I hope you enjoy the insights from someone who is highly successful in industry. (Ben – Sport & Public Services department).

– Ben, Sport & Public Services Lecturer

Why a Sport & Fitness course might be the right thing to do – especially after lockdown!
After a year of thoroughly depressing news, I am grateful to be in a position to say things have possibly never looked better for those of you in training to work in the fitness industry!

I feel bad bragging, as so many people and businesses have struggled since the start of the pandemic, and many have not survived, arguably through no fault of their own.
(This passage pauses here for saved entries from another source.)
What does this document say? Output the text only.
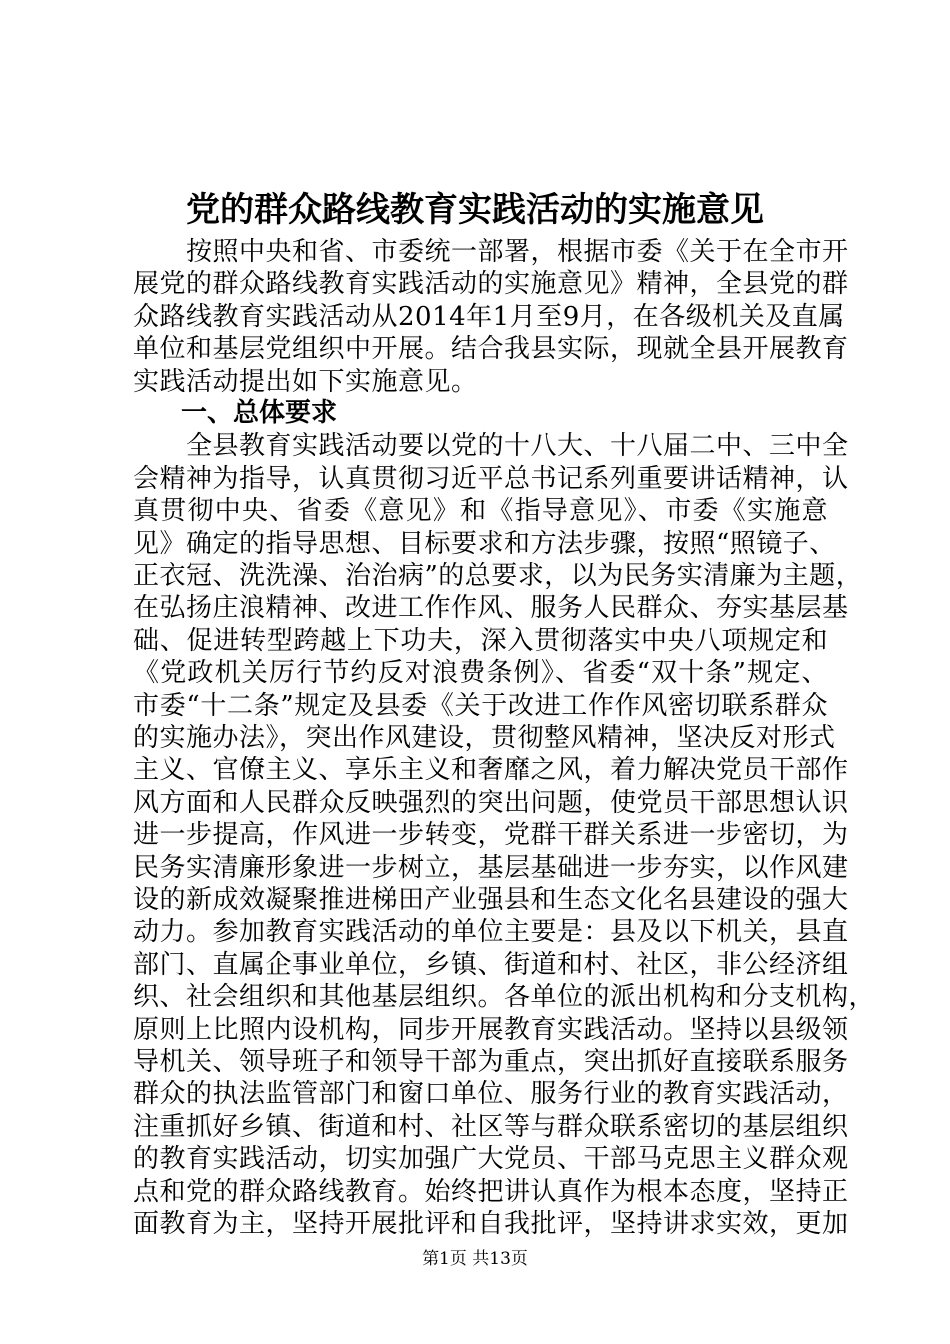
党的群众路线教育实践活动的实施意见
　　按照中央和省、市委统一部署，根据市委《关于在全市开
展党的群众路线教育实践活动的实施意见》精神，全县党的群
众路线教育实践活动从2014年1月至9月，在各级机关及直属
单位和基层党组织中开展。结合我县实际，现就全县开展教育
实践活动提出如下实施意见。
一、总体要求
　　全县教育实践活动要以党的十八大、十八届二中、三中全
会精神为指导，认真贯彻习近平总书记系列重要讲话精神，认
真贯彻中央、省委《意见》和《指导意见》、市委《实施意
见》确定的指导思想、目标要求和方法步骤，按照“照镜子、
正衣冠、洗洗澡、治治病”的总要求，以为民务实清廉为主题，
在弘扬庄浪精神、改进工作作风、服务人民群众、夯实基层基
础、促进转型跨越上下功夫，深入贯彻落实中央八项规定和
《党政机关厉行节约反对浪费条例》、省委“双十条”规定、
市委“十二条”规定及县委《关于改进工作作风密切联系群众
的实施办法》，突出作风建设，贯彻整风精神，坚决反对形式
主义、官僚主义、享乐主义和奢靡之风，着力解决党员干部作
风方面和人民群众反映强烈的突出问题，使党员干部思想认识
进一步提高，作风进一步转变，党群干群关系进一步密切，为
民务实清廉形象进一步树立，基层基础进一步夯实，以作风建
设的新成效凝聚推进梯田产业强县和生态文化名县建设的强大
动力。参加教育实践活动的单位主要是：县及以下机关，县直
部门、直属企事业单位，乡镇、街道和村、社区，非公经济组
织、社会组织和其他基层组织。各单位的派出机构和分支机构，
原则上比照内设机构，同步开展教育实践活动。坚持以县级领
导机关、领导班子和领导干部为重点，突出抓好直接联系服务
群众的执法监管部门和窗口单位、服务行业的教育实践活动，
注重抓好乡镇、街道和村、社区等与群众联系密切的基层组织
的教育实践活动，切实加强广大党员、干部马克思主义群众观
点和党的群众路线教育。始终把讲认真作为根本态度，坚持正
面教育为主，坚持开展批评和自我批评，坚持讲求实效，更加
第1页 共13页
My own personal training and massage business has never been as busy as it has since March 2020, and as great as that is on a personal level, I’m particularly excited about what it might mean for society.
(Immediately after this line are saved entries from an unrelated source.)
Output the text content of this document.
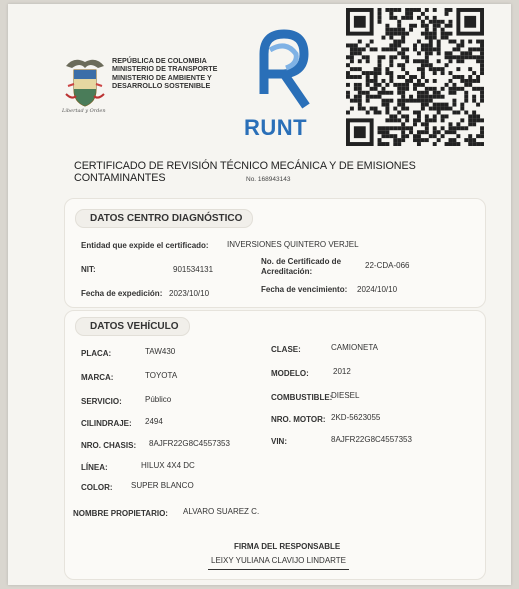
Libertad y Orden
REPÚBLICA DE COLOMBIA
MINISTERIO DE TRANSPORTE
MINISTERIO DE AMBIENTE Y
DESARROLLO SOSTENIBLE
RUNT
CERTIFICADO DE REVISIÓN TÉCNICO MECÁNICA Y DE EMISIONES CONTAMINANTES	No. 168943143
DATOS CENTRO DIAGNÓSTICO
Entidad que expide el certificado: INVERSIONES QUINTERO VERJEL
NIT:	901534131
No. de Certificado de
Acreditación:
22-CDA-066
Fecha de expedición: 2023/10/10	Fecha de vencimiento: 2024/10/10
DATOS VEHÍCULO
PLACA:	TAW430	CLASE:	CAMIONETA
MARCA:	TOYOTA	MODELO:	2012
SERVICIO:	Público	COMBUSTIBLE:
DIESEL
CILINDRAJE: 2494	NRO. MOTOR: 2KD-5623055
NRO. CHASIS: 8AJFR22G8C4557353	VIN:	8AJFR22G8C4557353
LÍNEA:	HILUX 4X4 DC
COLOR: SUPER BLANCO
NOMBRE PROPIETARIO: ALVARO SUAREZ C.
FIRMA DEL RESPONSABLE
LEIXY YULIANA CLAVIJO LINDARTE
I could just be very lucky, but beyond the increased number of sessions I’ve taken, I’ve seen a real evolution in my clients that suggests a longer-lasting view not just of our industry but of the benefits of physical activity in general.
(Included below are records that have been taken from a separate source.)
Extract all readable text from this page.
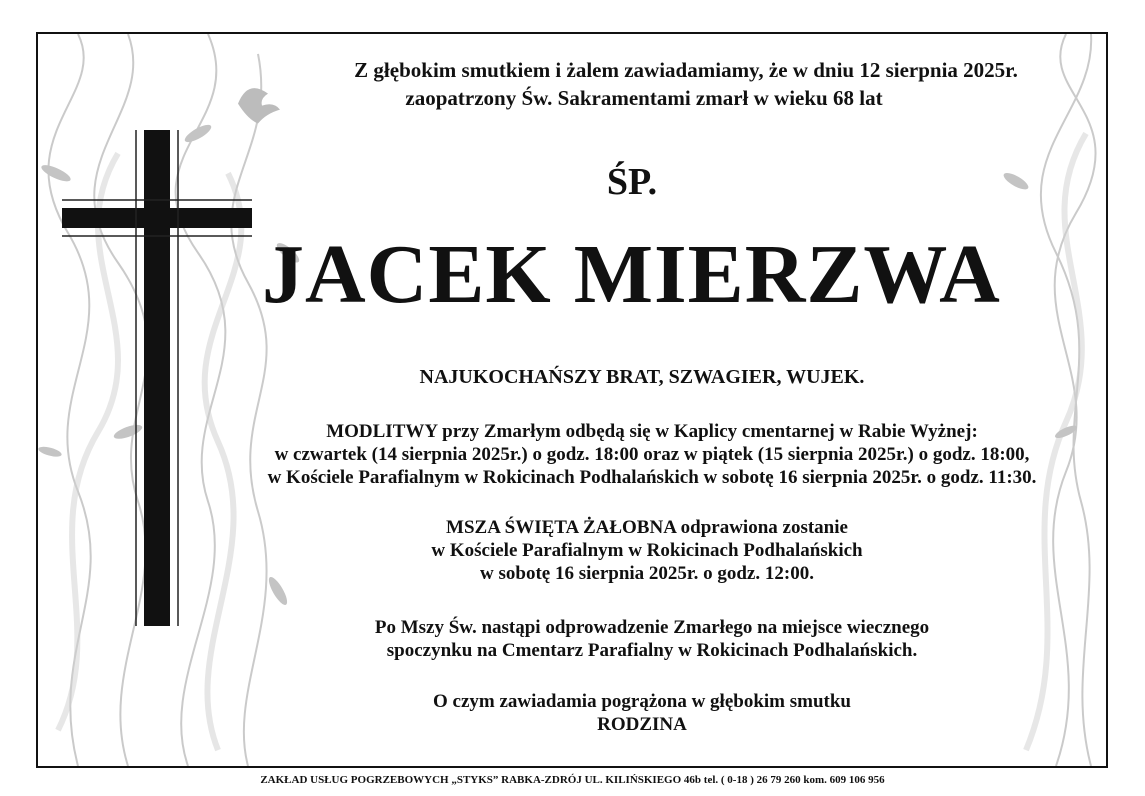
Z głębokim smutkiem i żalem zawiadamiamy, że w dniu 12 sierpnia 2025r.
zaopatrzony Św. Sakramentami zmarł w wieku 68 lat
ŚP.
JACEK MIERZWA
NAJUKOCHAŃSZY BRAT, SZWAGIER, WUJEK.
MODLITWY przy Zmarłym odbędą się w Kaplicy cmentarnej w Rabie Wyżnej:
w czwartek (14 sierpnia 2025r.) o godz. 18:00 oraz w piątek (15 sierpnia 2025r.) o godz. 18:00,
w Kościele Parafialnym w Rokicinach Podhalańskich w sobotę 16 sierpnia 2025r. o godz. 11:30.
MSZA ŚWIĘTA ŻAŁOBNA odprawiona zostanie
w Kościele Parafialnym w Rokicinach Podhalańskich
w sobotę 16 sierpnia 2025r. o godz. 12:00.
Po Mszy Św. nastąpi odprowadzenie Zmarłego na miejsce wiecznego
spoczynku na Cmentarz Parafialny w Rokicinach Podhalańskich.
O czym zawiadamia pogrążona w głębokim smutku
RODZINA
ZAKŁAD USŁUG POGRZEBOWYCH „STYKS” RABKA-ZDRÓJ UL. KILIŃSKIEGO 46b tel. ( 0-18 ) 26 79 260 kom. 609 106 956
Very early on, I noticed that people’s relationship to exercise had changed. Before the lockdown in March 2020, there was always a sense that exercise was a chore. I used to joke that “you can never win” when you’re a PT: either you give someone a ‘hard’ session, and they’re upset with you because it was challenging, or you give them an ‘easy’ session and they feel like they didn’t get their money’s worth. I haven’t felt that since the first lockdown; people have been looking forward to their sessions, and telling me how much better they feel after them. Crucially, existing clients have bought sessions for their loved ones, and increased the number of sessions they do each week. Simply put, whereas exercise used to be a chore that took time away from the fun things in life like meeting friends at the pub or curling up on the couch, it has now become the exciting thing to break up the day, an activity people turn to for a hit of energy.

It has also become so much more obvious to many people that they feel better when they move. One of my clients pointed out that they used to think they disliked exercise, but knew they had to do it for their health. What they did feel they needed though, was to leave the house every day. Since the first lockdown, they realised it’s the other way around: leaving the house was the way they got some exercise, even if it was just commuting, and if they exercise at home they don’t actually need to get out of the house for days! Incidentally, that client has never looked stronger: that reframing of the role of exercise in their lives has allowed them to do more of it, and to push themselves harder.

The lockdown experience taught me something as a personal trainer, too. Well, it taught me many things, but the one I may never have learnt without a pandemic is simply that my clients choose to work with me because I am a human. If it was just for the training, they could use YouTube videos or any other online platform that would allow them unlimited access for significantly less than they pay me for an hour or two a week. The pandemic forced us all to be a little more vulnerable – a little more human – it would have clearly been a lie to say I felt great every day. It would have been a disservice to tell my clients to stop talking and do some burpees when they were in the middle of getting something off their chest. They needed a human at the other end of the Zoom call, not a drill sergeant. I hope that’s something that other personal trainers have learnt too – because “mind over matter” doesn’t mean “push through any pain at all cost”; it means “if your mind isn’t in the right place, it doesn’t matter what your body is physically capable of”. 

There is a lot of pressure on fitness professionals to be good at everything, all the time, and to compete with all other offerings. I hope this shared experience teaches us that what makes us unique are our individual personalities, our ability to listen and empathise. I believe that the new-and-improved popularity of physical activity and fitness professionals is here to stay, but only if we remember what makes us important in people’s lives.